Police on Thursday banned Saturday’s demonstration over the conflict with Israel.

‘We refuse to silence our solidarity with the Palestinians, and we will not be prevented from demonstrating,’ said the Association of Palestinians

A French court on Friday upheld a police ban on a pro-Palestinian demonstration planned for Saturday in Paris, but the organisers said they were not cancelling the march.

Police on Thursday banned Saturday’s demonstration called over the ongoing conflict with Israel, fearing a repeat of clashes during a similar protest in 2014.

Following Friday’s court ruling, the lawyers now say they will appeal to France’s top administrative court, the Conseil d’Etat.

However the protest organisers said they had no plans to call off Saturday’s action.

“We refuse to silence our solidarity with the Palestinians, and we will not be prevented from demonstrating,” the Association of Palestinians in the Ile-de-France capital region and other groups said soon after the court ban was announced.

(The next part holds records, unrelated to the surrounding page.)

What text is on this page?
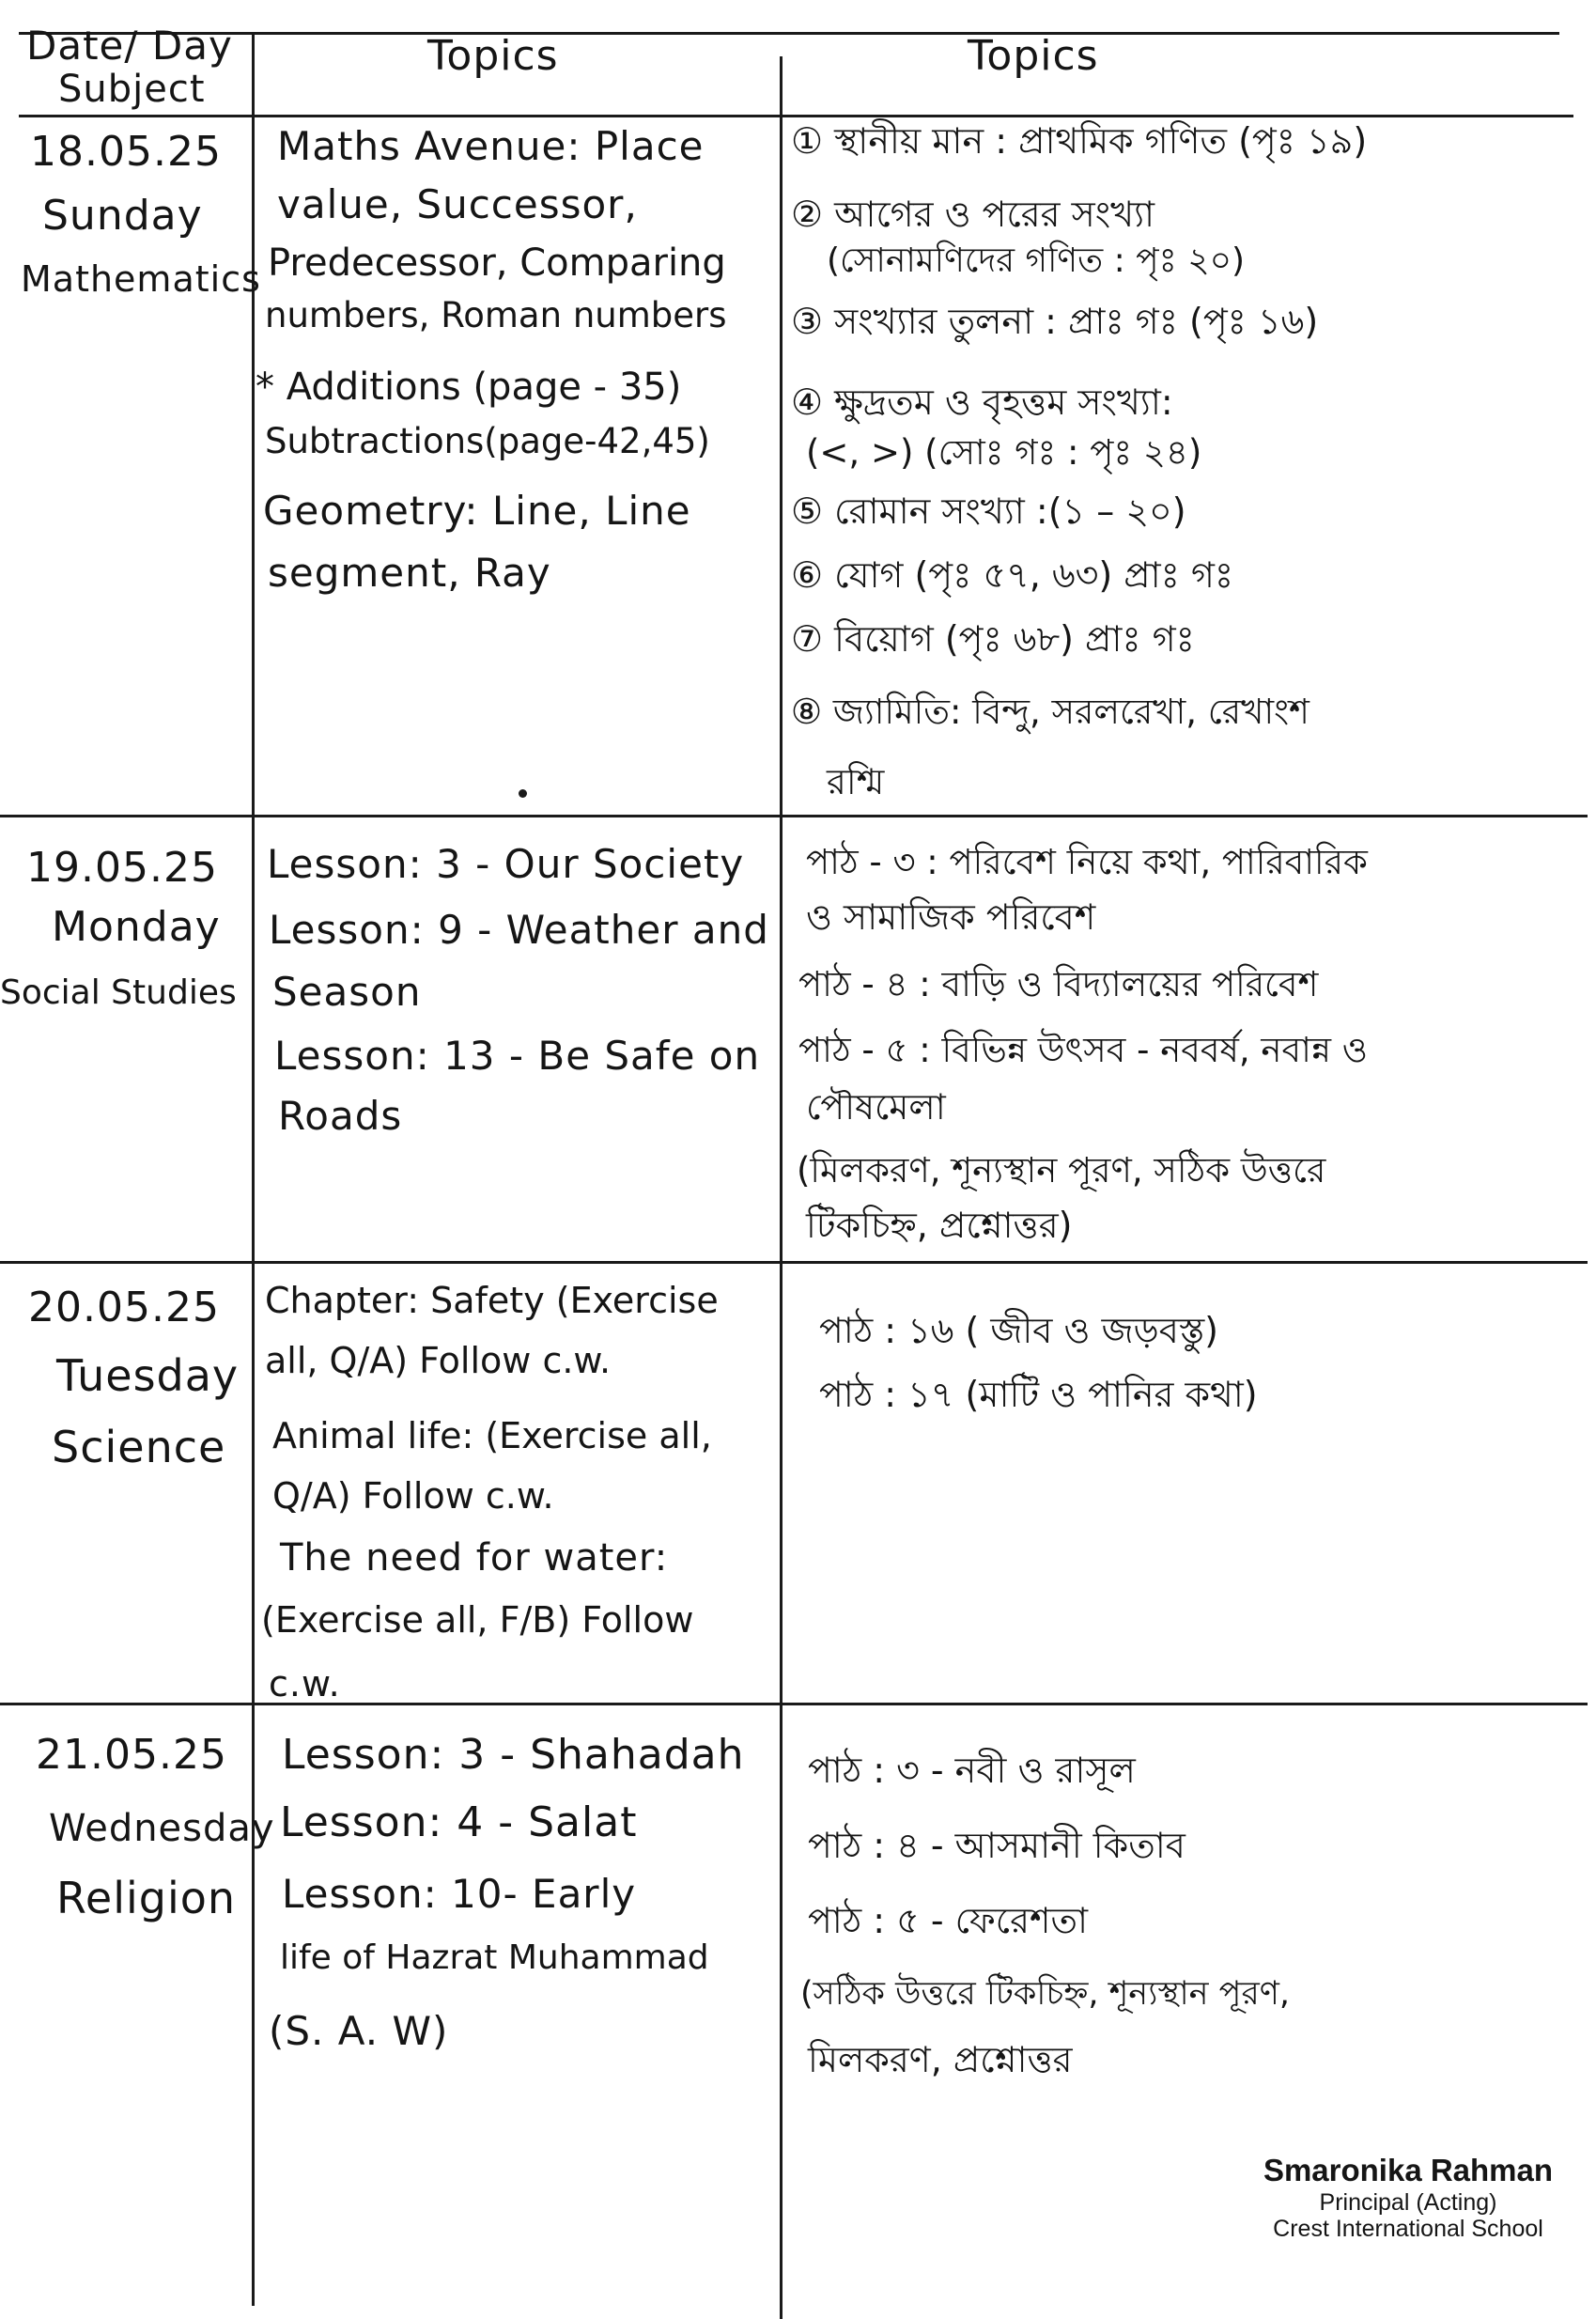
Date/ Day
Subject
Topics	Topics
18.05.25
Sunday
Mathematics
Maths Avenue: Place
value, Successor,
Predecessor, Comparing
numbers, Roman numbers
* Additions (page - 35)
Subtractions(page-42,45)
Geometry: Line, Line
segment, Ray
① স্থানীয় মান : প্রাথমিক গণিত (পৃঃ ১৯)
② আগের ও পরের সংখ্যা
(সোনামণিদের গণিত : পৃঃ ২০)
③ সংখ্যার তুলনা : প্রাঃ গঃ (পৃঃ ১৬)
④ ক্ষুদ্রতম ও বৃহত্তম সংখ্যা:
(<, >) (সোঃ গঃ : পৃঃ ২৪)
⑤ রোমান সংখ্যা :(১ – ২০)
⑥ যোগ (পৃঃ ৫৭, ৬৩) প্রাঃ গঃ
⑦ বিয়োগ (পৃঃ ৬৮) প্রাঃ গঃ
⑧ জ্যামিতি: বিন্দু, সরলরেখা, রেখাংশ
রশ্মি
19.05.25
Monday
Social Studies
Lesson: 3 - Our Society
Lesson: 9 - Weather and
Season
Lesson: 13 - Be Safe on
Roads
পাঠ - ৩ : পরিবেশ নিয়ে কথা, পারিবারিক
ও সামাজিক পরিবেশ
পাঠ - ৪ : বাড়ি ও বিদ্যালয়ের পরিবেশ
পাঠ - ৫ : বিভিন্ন উৎসব - নববর্ষ, নবান্ন ও
পৌষমেলা
(মিলকরণ, শূন্যস্থান পূরণ, সঠিক উত্তরে
টিকচিহ্ন, প্রশ্নোত্তর)
20.05.25
Tuesday
Science
Chapter: Safety (Exercise
all, Q/A) Follow c.w.
Animal life: (Exercise all,
Q/A) Follow c.w.
The need for water:
(Exercise all, F/B) Follow
c.w.
পাঠ : ১৬ ( জীব ও জড়বস্তু)
পাঠ : ১৭ (মাটি ও পানির কথা)
21.05.25
Wednesday
Religion
Lesson: 3 - Shahadah
Lesson: 4 - Salat
Lesson: 10- Early
life of Hazrat Muhammad
(S. A. W)
পাঠ : ৩ - নবী ও রাসূল
পাঠ : ৪ - আসমানী কিতাব
পাঠ : ৫ - ফেরেশতা
(সঠিক উত্তরে টিকচিহ্ন, শূন্যস্থান পূরণ,
মিলকরণ, প্রশ্নোত্তর
Smaronika Rahman
Principal (Acting)
Crest International School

Among the 30 groups planning Saturday’s action are anti-fascists and the new Anti-Capitalist party. Earlier representatives of the association told Agence France-Presse that France is “the only democratic country to forbid these demonstrations”.

Police on Thursday banned Saturday’s demonstration called over the ongoing conflict with Israel, fearing a repeat of clashes during a similar protest in 2014.

Sefen Guez Guez, one of the lawyers, had earlier called the police ban “disproportionate” and “politically motivated”.

Paris police chief Didier Lallement said allowing the demonstration would risk “a serious disturbance of public order”, adding that he feared “acts against synagogues and Israeli interests”. While he referred to violence at the 2014 demonstration, Guez Guez responded that there had been “no problem at all” at many protests since.

The planned demonstration would target France’s government as well as Israel, with organisers saying Paris is too favourable towards the Middle Eastern state.

President Emmanuel Macron’s office said he spoke with Israeli Prime Minister Benjamin Netanyahu on Friday, offering his “condolences for the victims of the rocket fire claimed by Hamas and other terrorist groups”.
The statement said Macron urged a return to peace, “and also communicated to his counterpart his concern about the civilian population in Gaza”.

French politicians were mostly split along party lines over the protest ban, with Macron’s centre-right party and the right-wing opposition supporting the move, while leftists called it an unacceptable attack on freedom of expression.